SmartHeat Inc. Stock Downgraded (HEAT)
- The company, on the basis of change in net income from the same quarter one year ago, has significantly underperformed when compared to that of the S&P 500 and the Machinery industry. The net income has significantly decreased by 136.0% when compared to the same quarter one year ago, falling from $11.11 million to -$4.00 million.
- Return on equity has greatly decreased when compared to its ROE from the same quarter one year prior. This is a signal of major weakness within the corporation. Compared to other companies in the Machinery industry and the overall market, SMARTHEAT INC's return on equity significantly trails that of both the industry average and the S&P 500.
- The gross profit margin for SMARTHEAT INC is currently lower than what is desirable, coming in at 34.80%. It has decreased from the same quarter the previous year. Along with this, the net profit margin of -24.10% is significantly below that of the industry average.

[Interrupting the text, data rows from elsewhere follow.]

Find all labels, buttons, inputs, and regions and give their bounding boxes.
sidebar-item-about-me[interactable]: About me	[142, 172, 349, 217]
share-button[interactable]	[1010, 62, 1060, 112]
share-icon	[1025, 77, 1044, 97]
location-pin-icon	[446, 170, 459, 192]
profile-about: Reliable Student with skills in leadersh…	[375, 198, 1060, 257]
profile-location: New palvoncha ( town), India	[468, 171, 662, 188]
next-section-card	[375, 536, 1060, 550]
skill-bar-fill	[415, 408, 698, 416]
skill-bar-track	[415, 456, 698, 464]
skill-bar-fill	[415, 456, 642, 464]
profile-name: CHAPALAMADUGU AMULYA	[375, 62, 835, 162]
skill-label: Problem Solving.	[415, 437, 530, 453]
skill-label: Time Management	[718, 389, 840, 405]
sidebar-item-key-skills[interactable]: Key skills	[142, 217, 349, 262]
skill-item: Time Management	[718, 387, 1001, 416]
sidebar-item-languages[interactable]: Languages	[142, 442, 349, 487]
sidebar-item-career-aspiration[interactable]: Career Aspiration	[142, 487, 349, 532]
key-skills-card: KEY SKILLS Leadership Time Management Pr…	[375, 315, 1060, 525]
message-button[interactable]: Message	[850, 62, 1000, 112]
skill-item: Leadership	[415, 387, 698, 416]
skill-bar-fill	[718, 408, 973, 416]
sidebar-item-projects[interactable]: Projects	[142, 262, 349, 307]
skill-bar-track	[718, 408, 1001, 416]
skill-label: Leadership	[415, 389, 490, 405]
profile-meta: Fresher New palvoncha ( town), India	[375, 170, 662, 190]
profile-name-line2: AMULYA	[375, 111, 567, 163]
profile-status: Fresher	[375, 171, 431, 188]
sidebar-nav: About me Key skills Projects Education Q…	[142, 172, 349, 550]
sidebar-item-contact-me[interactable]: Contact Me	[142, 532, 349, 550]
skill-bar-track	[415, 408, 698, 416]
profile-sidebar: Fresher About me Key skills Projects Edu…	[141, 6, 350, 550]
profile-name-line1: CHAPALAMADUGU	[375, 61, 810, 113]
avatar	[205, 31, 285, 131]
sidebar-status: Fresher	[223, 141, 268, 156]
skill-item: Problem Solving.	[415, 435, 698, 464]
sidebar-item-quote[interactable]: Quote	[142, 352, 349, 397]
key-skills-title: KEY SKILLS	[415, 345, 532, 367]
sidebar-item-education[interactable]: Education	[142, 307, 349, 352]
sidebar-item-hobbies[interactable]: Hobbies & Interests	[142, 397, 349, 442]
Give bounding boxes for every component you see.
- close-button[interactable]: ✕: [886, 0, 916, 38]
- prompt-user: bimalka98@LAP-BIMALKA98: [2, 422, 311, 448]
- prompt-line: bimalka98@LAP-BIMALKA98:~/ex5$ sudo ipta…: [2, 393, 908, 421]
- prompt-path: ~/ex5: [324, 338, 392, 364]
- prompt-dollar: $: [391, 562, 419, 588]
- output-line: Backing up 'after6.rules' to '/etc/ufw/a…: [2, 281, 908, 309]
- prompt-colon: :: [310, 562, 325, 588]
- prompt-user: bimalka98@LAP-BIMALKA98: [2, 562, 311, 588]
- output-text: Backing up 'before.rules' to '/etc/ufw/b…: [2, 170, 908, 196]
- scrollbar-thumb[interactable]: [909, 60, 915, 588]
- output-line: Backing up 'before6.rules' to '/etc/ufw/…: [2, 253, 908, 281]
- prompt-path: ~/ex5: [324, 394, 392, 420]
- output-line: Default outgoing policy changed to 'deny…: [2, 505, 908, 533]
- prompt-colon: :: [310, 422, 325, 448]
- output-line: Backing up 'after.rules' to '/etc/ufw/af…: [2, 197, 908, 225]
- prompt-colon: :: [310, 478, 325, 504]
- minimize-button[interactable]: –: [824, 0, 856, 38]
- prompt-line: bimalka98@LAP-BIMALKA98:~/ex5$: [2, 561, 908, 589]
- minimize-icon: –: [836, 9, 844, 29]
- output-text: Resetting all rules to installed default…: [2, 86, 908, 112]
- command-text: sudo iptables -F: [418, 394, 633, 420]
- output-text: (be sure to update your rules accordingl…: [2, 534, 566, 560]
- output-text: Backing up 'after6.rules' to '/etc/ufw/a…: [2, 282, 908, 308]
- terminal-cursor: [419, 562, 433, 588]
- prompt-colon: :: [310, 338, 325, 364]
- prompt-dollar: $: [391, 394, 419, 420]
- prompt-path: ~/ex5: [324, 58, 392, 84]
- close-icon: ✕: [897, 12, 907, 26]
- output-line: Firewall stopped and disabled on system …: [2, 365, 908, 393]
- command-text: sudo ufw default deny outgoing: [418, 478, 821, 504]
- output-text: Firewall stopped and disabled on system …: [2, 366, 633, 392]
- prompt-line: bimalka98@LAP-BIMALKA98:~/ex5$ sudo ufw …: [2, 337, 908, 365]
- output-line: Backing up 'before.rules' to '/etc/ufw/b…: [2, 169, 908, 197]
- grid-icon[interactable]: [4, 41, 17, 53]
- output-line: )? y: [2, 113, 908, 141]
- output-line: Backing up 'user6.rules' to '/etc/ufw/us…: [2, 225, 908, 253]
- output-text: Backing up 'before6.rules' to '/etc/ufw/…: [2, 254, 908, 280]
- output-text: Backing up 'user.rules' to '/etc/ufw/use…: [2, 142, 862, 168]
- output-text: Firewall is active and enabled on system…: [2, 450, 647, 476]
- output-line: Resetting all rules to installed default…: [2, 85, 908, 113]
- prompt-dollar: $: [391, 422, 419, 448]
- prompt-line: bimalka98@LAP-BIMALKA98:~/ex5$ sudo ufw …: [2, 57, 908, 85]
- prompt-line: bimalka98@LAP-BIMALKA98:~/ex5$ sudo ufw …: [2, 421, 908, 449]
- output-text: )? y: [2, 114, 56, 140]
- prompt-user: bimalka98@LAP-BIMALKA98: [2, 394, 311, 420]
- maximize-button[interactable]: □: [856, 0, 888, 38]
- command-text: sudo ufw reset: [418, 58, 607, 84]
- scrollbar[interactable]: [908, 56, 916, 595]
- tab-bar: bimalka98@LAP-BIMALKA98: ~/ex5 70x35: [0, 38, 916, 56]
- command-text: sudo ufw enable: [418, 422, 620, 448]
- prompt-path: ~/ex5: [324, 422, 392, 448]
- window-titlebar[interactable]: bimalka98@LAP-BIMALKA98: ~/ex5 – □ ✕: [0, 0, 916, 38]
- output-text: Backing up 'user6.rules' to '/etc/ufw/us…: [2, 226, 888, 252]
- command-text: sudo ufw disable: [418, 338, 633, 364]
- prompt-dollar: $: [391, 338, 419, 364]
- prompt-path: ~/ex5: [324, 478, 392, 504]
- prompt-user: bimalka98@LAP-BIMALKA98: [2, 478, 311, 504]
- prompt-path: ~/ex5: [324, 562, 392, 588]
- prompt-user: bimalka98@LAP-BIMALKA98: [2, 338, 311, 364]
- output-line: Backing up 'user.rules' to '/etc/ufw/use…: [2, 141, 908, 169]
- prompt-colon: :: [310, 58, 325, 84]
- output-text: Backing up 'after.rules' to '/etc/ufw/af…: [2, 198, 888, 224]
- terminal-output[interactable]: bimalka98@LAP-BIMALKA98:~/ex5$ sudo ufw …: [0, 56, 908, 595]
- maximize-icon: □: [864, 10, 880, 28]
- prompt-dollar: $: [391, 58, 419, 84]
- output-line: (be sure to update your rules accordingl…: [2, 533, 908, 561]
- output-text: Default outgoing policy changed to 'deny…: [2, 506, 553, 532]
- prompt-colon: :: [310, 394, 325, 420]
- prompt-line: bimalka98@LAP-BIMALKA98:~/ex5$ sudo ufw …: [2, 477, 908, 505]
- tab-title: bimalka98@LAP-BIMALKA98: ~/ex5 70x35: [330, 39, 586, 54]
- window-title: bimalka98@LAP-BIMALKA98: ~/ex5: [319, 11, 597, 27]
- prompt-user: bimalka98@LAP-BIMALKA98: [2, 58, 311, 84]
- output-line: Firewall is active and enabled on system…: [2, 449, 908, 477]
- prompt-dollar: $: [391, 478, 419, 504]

- Despite any intermediate fluctuations, we have only bad news to report on this stock's performance over the last year: it has tumbled by 90.53%, worse than the S&P 500's performance. Consistent with the plunge in the stock price, the company's earnings per share are down 129.41% compared to the year-earlier quarter. Naturally, the overall market trend is bound to be a significant factor. However, in one sense, the stock's sharp decline last year is a positive for future investors, making it cheaper (in proportion to its earnings over the past year) than most other stocks in its industry. But due to other concerns, we feel the stock is still not a good buy right now.
- SMARTHEAT INC has exprienced a steep decline in earnings per share in the most recent quarter in comparison to its performance from the same quarter a year ago. This company has reported somewhat volatile earnings recently. We feel it is likely to report a decline in earnings in the coming year. During the past fiscal year, SMARTHEAT INC increased its bottom line by earning $0.68 versus $0.60 in the prior year. For the next year, the market is expecting a contraction of 169.1% in earnings (-$0.47 versus $0.68).